De nombreux psychiatres avaient à ce propos critiqué la méthode utilisée par les experts de l'Inserm, fondée sur l'Evidence Based Medicine (la médecine basée sur les preuves) chère aux Anglo-Saxons. Or cette dernière n'est guère adaptée à l'objet étudié. On n'apprécie pas une psychothérapie destinée à soutenir des patients atteints de troubles mentaux sévères comme une molécule chimique, un antibiotique par exemple capable de faire disparaître des symptômes très ponctuels.

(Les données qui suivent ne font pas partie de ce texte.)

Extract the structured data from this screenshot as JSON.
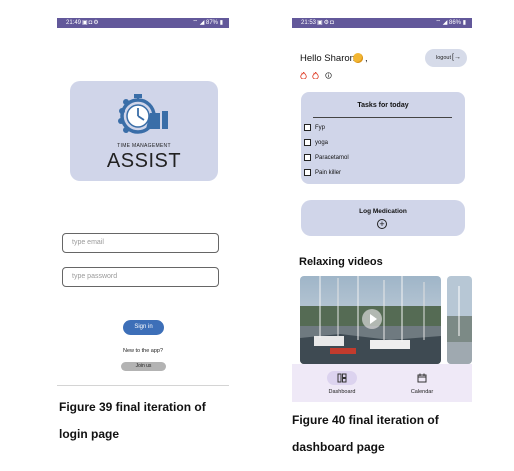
{
  "login_screen": {
    "status_bar": {
      "time": "21:49",
      "icons": [
        "image-icon",
        "alarm-icon",
        "settings-icon"
      ],
      "battery": "87%"
    },
    "logo": {
      "line1": "TIME MANAGEMENT",
      "line2": "ASSIST"
    },
    "email_input": {
      "placeholder": "type email"
    },
    "password_input": {
      "placeholder": "type password"
    },
    "signin_button": "Sign in",
    "new_to_app_text": "New to the app?",
    "join_us_button": "Join us"
  },
  "login_caption": {
    "line1": "Figure 39 final iteration of",
    "line2": "login page"
  },
  "dashboard_screen": {
    "status_bar": {
      "time": "21:53",
      "icons": [
        "image-icon",
        "settings-icon",
        "alarm-icon"
      ],
      "battery": "86%"
    },
    "greeting": "Hello Sharon",
    "greeting_suffix": ",",
    "logout_button": "logout",
    "streak_icons": [
      "flame-icon",
      "flame-icon",
      "info-icon"
    ],
    "tasks_card": {
      "title": "Tasks for today",
      "tasks": [
        "Fyp",
        "yoga",
        "Paracetamol",
        "Pain killer"
      ]
    },
    "log_medication": {
      "title": "Log Medication",
      "icon": "add-circle-icon"
    },
    "videos_section_title": "Relaxing videos",
    "bottom_nav": [
      {
        "label": "Dashboard",
        "icon": "dashboard-icon",
        "active": true
      },
      {
        "label": "Calendar",
        "icon": "calendar-edit-icon",
        "active": false
      }
    ]
  },
  "dashboard_caption": {
    "line1": "Figure 40 final iteration of",
    "line2": "dashboard page"
  },
  "colors": {
    "status_bar": "#62589a",
    "card_background": "#d0d5e9",
    "signin_button": "#3d6fb8",
    "logo_icon": "#3a6ea8",
    "nav_background": "#efe9f7",
    "nav_active_pill": "#dcd3ef"
  }
}
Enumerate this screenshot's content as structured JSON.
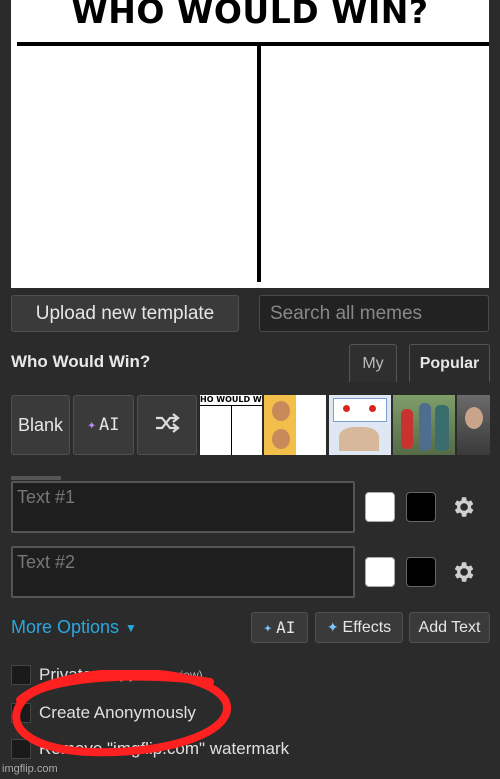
{
  "meme_preview": {
    "title": "WHO WOULD WIN?"
  },
  "toolbar": {
    "upload_label": "Upload new template",
    "search_placeholder": "Search all memes"
  },
  "template_header": {
    "title": "Who Would Win?",
    "tabs": [
      {
        "label": "My",
        "active": false
      },
      {
        "label": "Popular",
        "active": true
      }
    ]
  },
  "template_picker": {
    "blank_label": "Blank",
    "ai_label": "AI",
    "shuffle_icon": "shuffle-icon",
    "thumbnails": [
      {
        "caption": "HO WOULD WI"
      }
    ]
  },
  "text_boxes": [
    {
      "placeholder": "Text #1",
      "fill_color": "#ffffff",
      "outline_color": "#000000"
    },
    {
      "placeholder": "Text #2",
      "fill_color": "#ffffff",
      "outline_color": "#000000"
    }
  ],
  "options_bar": {
    "more_options_label": "More Options",
    "ai_label": "AI",
    "effects_label": "Effects",
    "add_text_label": "Add Text"
  },
  "checkboxes": {
    "private_label": "Private",
    "private_sub": "(only you can view)",
    "anonymous_label": "Create Anonymously",
    "watermark_label": "Remove \"imgflip.com\" watermark"
  },
  "watermark_text": "imgflip.com",
  "colors": {
    "accent_blue": "#29a8e0",
    "annotation_red": "#ff2020",
    "panel_bg": "#2b2b2b"
  }
}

Du côté des tenants des TCC en revanche, les réactions sont très vives. Le docteur Patrick Légeron, ancien président de l'association française de TCC, se dit «complètement abasourdi» par les propos du ministre qui «disqualifie totalement un rapport scientifique pourtant inattaquable». «Les TCC s'avèrent remarquablement efficaces, insiste-t-il, au moins autant que les médicaments pour traiter les troubles anxio-dépressifs pour lesquels il y a justement une surconsommation manifeste de psychotropes.» Et de déplorer «la double exception française – surconsommation médicamenteuse et surreprésentation majoritaire et presque totalitaire des courants psychanalytiques».
Dans les hôpitaux, chez les psychiatres qui soignent tous les jours des malades, les analyses sont plus nuancées. «Ce rapport de l'Inserm a eu le mérite d'essayer d'éclairer un domaine particulièrement complexe même si ses conclusions ne sont pas satisfaisantes», estime le docteur François Caroli, chef de service à l'hôpital Sainte-Anne (Paris). «Dans la pratique, nous nous devons de proposer aux patients tout l'éventail des psychothérapies analytiques, familiales bien sûr et TCC en fonction de leur état, en accompagnement des médicaments.» Encore faut-il savoir que les TCC sont remboursées alors que les psychothérapies psychanalytiques ne le sont pas.